Les conseillers du roi ne faisaient que répéter au prince ce que, depuis nos premiers désastres, ils n’avaient pas cessé de répondre à notre ministre : « Quand un de nos amis se jette par la fenêtre sans nous prévenir, disait M. Visconti-Venosta, ce n’est pas une raison pour qu’on saute après lui et se casse le cou, sans chance de le sauver. » C’était l’argument favori que cet homme d’état opposait à la diplomatie française lorsqu’elle devenait trop pressante.
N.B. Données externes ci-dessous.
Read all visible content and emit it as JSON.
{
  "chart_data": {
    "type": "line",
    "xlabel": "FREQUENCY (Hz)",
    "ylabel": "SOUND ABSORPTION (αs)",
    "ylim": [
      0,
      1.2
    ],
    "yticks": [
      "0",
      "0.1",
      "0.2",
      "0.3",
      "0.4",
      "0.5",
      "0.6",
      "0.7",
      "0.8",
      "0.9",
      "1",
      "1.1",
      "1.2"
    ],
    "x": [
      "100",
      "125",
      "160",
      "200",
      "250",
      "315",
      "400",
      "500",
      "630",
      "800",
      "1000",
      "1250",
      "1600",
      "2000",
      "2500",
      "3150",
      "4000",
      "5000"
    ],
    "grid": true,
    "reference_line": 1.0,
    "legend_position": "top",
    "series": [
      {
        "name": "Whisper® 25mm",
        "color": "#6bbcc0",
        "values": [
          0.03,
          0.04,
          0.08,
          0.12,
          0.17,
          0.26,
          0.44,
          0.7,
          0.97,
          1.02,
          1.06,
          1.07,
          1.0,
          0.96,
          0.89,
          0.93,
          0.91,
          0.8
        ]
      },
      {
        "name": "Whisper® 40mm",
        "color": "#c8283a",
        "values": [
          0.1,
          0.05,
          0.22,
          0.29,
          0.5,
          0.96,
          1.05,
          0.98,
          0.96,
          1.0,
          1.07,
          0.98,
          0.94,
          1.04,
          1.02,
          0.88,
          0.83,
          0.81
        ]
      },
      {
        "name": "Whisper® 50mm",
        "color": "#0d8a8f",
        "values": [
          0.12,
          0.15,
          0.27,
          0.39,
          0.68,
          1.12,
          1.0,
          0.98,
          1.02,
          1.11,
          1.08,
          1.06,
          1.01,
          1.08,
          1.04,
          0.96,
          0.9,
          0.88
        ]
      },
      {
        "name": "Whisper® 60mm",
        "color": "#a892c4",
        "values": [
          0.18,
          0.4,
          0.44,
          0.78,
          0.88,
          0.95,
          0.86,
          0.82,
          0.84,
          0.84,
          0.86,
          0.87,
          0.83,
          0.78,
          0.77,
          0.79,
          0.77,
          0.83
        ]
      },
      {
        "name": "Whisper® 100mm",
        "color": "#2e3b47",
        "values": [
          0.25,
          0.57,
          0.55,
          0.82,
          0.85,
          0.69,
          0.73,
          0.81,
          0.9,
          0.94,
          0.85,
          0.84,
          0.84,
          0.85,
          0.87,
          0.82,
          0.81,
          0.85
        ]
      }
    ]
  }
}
Il en coûtait au prince de se laisser éconduire. Les ministres italiens ne l’avaient pas habitué à une résistance si sèche, si inflexible. Il pria son beau-père d’intervenir ; il insista pour qu’on demandât à l’Autriche de s’associer à une action commune. Le roi était contrarié, nerveux, il lui était difficile de s’expliquer sur ses desseins, il lui était pénible de se lamenter sur le sort de la France. Il fit preuve néanmoins de bonne volonté ; il écrivit à l’empereur François-Joseph. Mais, ce devoir accompli, il partit brusquement pour la chasse, laissant son gendre au palais Pitti, livré à ses réflexions. Hospes gravis, disait Cicéron en parlant de la visite de César à la villa Possone »[1].


XV

L’Italie sentait que les temps étaient proches, qu’avant peu ses destinées seraient accomplies. Elle suivait les événemens avec anxiété, elle spéculait froidement sur nos défaites. Nous nous

  1. Le prince Napoléon était violemment attaqué par la presse française, qui se demandait comment il avait pu quitter l’armée, et le nouveau ministre des affaires étrangères, le prince de La Tour-d’Auvergne, parlait de donner sa démission en face d’une mission sur laquelle il n’avait pas été consulté. Le prince pria M. de Malaret de télégraphier à son ministre qu’il était venu à Florence, en vertu d’un ordre de l’empereur formulé dans son passeport, pour demander la participation de l’Italie à la guerre et que le gouvernement italien avait demandé de consulter préalablement l’Autriche, dont la réponse serait vraisemblablement négative. Le prince n’a accepté aucune discussion, ajoutait la dépêche, sur une intervention diplomatique ; il a écrit à l’empereur pour avoir des ordres formels qu’il exécutera dès qu’il les recevra, ce qui ne peut tarder. Le 28, l’empereur télégraphiait à son cousin de rester à Florence.